Lunch
I was struck on my very first day in Vienna that I don´t have the vocabulary to do justice to what I was seeing around me. For instance, I had lunch that day in the Fine Arts Museum, and I was so overpowered that I stayed and wrote this description of what I saw. Remember, this is where I had lunch -- you can imagine what the rest of the museum was like.
It´s an octagonal hall, with a dome that reaches at least fifty metres above the ground. The effect is stupendous. The colours of the hall are from the black, grey and earth marble, the gold that is everywhere, part of everything that I describe, and the pale white marble of the statues. Each wall has a fifteen-metre high arch, support by two black marble pillars. To each side of the arches and above the pillars are life-size statues of people in court life -- carrying wine, acting, posing with a sword, unfurling a fan. Reach from above them and into the apex of the arch is a gold string of roses and sunflowers.

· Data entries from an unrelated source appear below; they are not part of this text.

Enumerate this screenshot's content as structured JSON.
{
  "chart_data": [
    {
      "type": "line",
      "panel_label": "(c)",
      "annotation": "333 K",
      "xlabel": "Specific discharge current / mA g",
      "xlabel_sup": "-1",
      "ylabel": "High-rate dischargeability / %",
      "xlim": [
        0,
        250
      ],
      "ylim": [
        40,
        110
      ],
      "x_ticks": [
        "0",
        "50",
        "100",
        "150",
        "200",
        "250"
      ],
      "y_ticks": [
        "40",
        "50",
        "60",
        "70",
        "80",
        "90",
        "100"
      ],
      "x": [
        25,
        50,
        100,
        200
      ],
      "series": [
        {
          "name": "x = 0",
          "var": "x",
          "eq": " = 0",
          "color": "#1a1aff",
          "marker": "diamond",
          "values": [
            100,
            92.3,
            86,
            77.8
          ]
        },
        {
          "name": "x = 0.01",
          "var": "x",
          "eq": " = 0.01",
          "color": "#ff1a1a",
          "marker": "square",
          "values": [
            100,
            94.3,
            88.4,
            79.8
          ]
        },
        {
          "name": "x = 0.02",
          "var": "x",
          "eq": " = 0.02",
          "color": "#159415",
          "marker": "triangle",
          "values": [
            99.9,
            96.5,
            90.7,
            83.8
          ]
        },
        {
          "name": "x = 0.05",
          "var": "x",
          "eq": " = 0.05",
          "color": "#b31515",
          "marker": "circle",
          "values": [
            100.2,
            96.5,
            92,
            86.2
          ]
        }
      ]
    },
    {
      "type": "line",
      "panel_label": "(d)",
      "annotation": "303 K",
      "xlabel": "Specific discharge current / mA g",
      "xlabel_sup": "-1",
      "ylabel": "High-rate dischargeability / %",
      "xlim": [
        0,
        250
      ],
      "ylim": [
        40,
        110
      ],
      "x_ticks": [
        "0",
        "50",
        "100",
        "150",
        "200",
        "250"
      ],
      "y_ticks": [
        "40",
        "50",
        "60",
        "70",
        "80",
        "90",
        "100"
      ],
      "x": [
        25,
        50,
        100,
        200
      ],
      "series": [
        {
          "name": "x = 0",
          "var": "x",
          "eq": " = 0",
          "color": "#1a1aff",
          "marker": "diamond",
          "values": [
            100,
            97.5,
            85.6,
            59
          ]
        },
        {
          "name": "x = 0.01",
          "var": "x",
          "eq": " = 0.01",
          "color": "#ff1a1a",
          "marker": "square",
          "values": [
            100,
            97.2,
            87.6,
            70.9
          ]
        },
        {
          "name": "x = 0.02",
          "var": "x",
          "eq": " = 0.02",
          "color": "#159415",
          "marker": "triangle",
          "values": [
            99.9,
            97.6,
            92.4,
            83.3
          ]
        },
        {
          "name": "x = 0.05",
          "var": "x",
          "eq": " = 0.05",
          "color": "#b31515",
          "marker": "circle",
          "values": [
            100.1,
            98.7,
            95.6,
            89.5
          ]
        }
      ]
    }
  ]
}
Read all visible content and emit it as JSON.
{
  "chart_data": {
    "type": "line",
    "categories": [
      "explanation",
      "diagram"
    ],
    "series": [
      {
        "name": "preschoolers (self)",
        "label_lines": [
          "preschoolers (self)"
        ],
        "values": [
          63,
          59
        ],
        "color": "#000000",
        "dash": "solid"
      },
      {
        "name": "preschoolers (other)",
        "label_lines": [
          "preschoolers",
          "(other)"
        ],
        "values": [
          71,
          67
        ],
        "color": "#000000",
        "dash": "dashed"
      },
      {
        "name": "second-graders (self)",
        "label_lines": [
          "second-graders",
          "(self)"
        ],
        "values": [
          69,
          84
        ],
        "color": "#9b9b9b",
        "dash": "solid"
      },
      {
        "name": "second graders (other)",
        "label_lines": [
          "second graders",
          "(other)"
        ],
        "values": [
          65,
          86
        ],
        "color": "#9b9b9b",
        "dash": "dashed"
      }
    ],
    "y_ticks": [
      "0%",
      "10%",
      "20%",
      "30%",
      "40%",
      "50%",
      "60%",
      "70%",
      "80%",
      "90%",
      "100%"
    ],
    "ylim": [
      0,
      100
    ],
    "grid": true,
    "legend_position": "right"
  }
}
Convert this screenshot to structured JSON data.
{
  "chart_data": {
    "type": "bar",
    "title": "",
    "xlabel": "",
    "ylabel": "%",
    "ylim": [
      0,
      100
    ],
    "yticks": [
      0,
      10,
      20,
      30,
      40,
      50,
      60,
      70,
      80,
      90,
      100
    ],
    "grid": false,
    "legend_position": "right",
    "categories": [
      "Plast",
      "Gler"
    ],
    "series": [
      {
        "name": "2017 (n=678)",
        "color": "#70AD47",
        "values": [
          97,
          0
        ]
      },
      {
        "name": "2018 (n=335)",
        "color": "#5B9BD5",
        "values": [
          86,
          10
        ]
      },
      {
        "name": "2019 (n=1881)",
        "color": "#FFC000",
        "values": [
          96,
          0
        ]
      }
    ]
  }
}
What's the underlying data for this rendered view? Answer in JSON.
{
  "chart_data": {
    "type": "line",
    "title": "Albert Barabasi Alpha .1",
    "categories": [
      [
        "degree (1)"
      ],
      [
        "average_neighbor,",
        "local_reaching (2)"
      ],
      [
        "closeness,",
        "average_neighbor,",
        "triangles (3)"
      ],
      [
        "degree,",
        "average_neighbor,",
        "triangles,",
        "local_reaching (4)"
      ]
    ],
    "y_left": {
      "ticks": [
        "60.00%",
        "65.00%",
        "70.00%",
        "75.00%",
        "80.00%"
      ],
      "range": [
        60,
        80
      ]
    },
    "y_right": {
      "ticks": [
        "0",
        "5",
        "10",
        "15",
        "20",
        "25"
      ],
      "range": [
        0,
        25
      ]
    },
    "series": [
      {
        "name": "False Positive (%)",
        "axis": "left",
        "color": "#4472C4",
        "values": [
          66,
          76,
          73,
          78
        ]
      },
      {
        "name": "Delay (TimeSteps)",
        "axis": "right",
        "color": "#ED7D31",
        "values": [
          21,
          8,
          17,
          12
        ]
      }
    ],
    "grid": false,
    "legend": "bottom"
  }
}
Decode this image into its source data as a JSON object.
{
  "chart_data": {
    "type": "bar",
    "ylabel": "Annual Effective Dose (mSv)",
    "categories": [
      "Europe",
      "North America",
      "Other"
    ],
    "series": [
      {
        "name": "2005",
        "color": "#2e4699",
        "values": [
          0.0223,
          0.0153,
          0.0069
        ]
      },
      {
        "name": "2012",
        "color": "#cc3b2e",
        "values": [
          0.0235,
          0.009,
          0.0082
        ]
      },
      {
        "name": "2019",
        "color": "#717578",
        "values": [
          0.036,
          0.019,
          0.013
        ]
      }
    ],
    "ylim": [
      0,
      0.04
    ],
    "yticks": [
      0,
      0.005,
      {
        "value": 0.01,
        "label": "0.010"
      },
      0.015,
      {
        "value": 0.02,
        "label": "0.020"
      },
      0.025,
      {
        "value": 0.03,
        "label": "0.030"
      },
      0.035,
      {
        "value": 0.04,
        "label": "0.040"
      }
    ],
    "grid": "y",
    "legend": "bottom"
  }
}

Above this are eight greater arches, encompassing all that we see on each wall, throwing more marble down to the floor, supporting balconies on what must be a second floor. Dazed museum-goers peer out of the balconies, unsure whether to look up, down or across. Framing them are more golden flowers and two statues of female griffins. Above each of these arches are two angels, alternatively trumpeting the call to battle and holding a crown of leaves for the victors. Higher still, and in the centre of the wall, are man-sized medallion portaits of Habsburg kings, flanked by subjects on either side.
Now, finally in the dome, we see a window, then each king´s royal crest and crown presented by tiny angels. The apex of the dome is an octagonal blue and golden window; a simple conclusion to a rich, ornamental room.